Di, 25. September 2018

Forscher warnen:

29.06.2018 15:30

Heuer gibt es so viele Zecken wie noch nie

Experten warnen vor einem Zecken-Rekordjahr. Heuer gibt es ganz besonders viele der lästigen und gefährlichen Blutsauger, berichten die Forscher der Vetmeduni Wien. „Das mag zwar positiv für die Zecken sein, ist aber schlecht für uns“, so die Wissenschaftler. Denn mit mehr Zecken steige auch das Risiko, durch Bisse an Frühsommer-Meningoenzephalitis (FSME) oder Borreliose zu erkranken.

Für das Jahr 2017 hatten die Forscher Katharina Brugger und Franz Rubel vom Institut für Öffentliches Veterinärwesen an der Vetmeduni Wien 187 Zecken pro 100 Quadratmeter vorhergesagt, 180 wurden tatsächlich gefunden. Für heuer wird mit 443 Zecken pro 100 Quadratmeter sogar die höchste je gefundene Zeckenzahl vorausgesagt. „Wir haben die höchste Zahl von Zecken, die wir seit Beginn der Untersuchungen gesammelt haben“, so Rubel.

Süddeutsche Modellregion als Indikator
Die Forscher zogen für die Prognose die seit zehn Jahren dokumentierten Zeckenzahlen an einem Infektionsherd in Süddeutschland heran. Das hat bereits in den Wintermonaten eine genaue Vorhersage der zu erwartenden Zeckenpopulation erlaubt. „Für dieses Jahr konnten wir damit schon Ende Februar die höchste je beobachtete Zeckendichte vorhersagen“, sagte Rubel.
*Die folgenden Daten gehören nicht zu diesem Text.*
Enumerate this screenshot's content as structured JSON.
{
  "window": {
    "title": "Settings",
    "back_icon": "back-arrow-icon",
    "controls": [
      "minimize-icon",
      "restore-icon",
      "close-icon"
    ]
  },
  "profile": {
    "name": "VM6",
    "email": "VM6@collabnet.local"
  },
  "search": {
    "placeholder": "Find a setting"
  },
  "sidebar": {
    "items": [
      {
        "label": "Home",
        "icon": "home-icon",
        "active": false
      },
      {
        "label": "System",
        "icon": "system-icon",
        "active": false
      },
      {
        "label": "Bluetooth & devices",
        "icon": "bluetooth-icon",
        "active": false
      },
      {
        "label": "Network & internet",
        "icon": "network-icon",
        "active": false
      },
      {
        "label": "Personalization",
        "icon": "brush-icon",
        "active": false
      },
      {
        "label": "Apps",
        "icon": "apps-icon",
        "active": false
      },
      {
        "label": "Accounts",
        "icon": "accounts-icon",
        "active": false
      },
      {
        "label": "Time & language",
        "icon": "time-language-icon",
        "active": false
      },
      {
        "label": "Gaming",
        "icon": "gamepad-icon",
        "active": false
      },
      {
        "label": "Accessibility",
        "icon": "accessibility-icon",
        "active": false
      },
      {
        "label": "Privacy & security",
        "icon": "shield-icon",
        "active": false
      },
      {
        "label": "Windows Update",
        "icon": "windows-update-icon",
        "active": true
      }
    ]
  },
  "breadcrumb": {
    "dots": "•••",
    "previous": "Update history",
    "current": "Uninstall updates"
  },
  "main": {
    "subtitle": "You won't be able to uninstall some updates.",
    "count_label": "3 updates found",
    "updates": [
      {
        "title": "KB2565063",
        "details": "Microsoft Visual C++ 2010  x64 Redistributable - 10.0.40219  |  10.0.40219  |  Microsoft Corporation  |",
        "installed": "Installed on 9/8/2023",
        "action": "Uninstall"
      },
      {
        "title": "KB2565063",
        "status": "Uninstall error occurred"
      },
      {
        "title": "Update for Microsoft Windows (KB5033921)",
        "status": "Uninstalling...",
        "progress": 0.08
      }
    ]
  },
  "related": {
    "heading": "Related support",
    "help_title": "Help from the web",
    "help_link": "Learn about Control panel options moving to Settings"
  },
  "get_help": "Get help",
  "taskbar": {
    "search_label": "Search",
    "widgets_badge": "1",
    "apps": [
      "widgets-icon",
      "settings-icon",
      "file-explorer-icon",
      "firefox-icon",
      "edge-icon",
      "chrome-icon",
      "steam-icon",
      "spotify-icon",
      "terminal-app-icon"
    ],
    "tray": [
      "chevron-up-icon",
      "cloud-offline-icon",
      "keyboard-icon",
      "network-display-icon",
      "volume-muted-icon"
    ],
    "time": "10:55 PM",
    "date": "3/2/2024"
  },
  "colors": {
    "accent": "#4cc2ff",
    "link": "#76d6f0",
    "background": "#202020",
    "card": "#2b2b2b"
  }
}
Warum das mit Daten aus Deutschland erstellte Prognosemodell auch für Österreich zutreffende Zahlen liefert, liegt an einem eindeutigen, überregionalen Trend der Zeckenzahlen. Das ausgewählte Gebiet ist eine perfekte Referenz für andere mitteleuropäische Regionen. „Zeckenjahre sind in ganz Mitteleuropa synchronisiert. Wenn in Süddeutschland ein Zeckenjahr ist, dann gilt das auch für Österreich“, erklärte Rubel.

Experten raten zu FSME-Impfung
Mehr Zecken bedeutet immer auch ein erhöhtes Risiko zu erkranken, insbesondere im österreichischen und süddeutschen Raum. Um der Gefahr einer Hirnhautentzündung vorzubeugen, sollte man sich den Forschern zufolge gegen das FSME-Virus impfen bzw. die Impfung regelmäßig auffrischen lassen.

Gegen Borreliose gibt es eine Antibiotikatherapie, aber keinerlei Vorbeugemaßnahmen. Hier hilft zur Vorbeugung nach Waldspaziergängen und Aufenthalten im Freien nur das Absuchen des Körpers. Je schneller die Zecke innerhalb der ersten zwölf Stunden nach einem Biss entfernt wird, umso geringer ist die Gefahr, an Borreliose zu erkranken.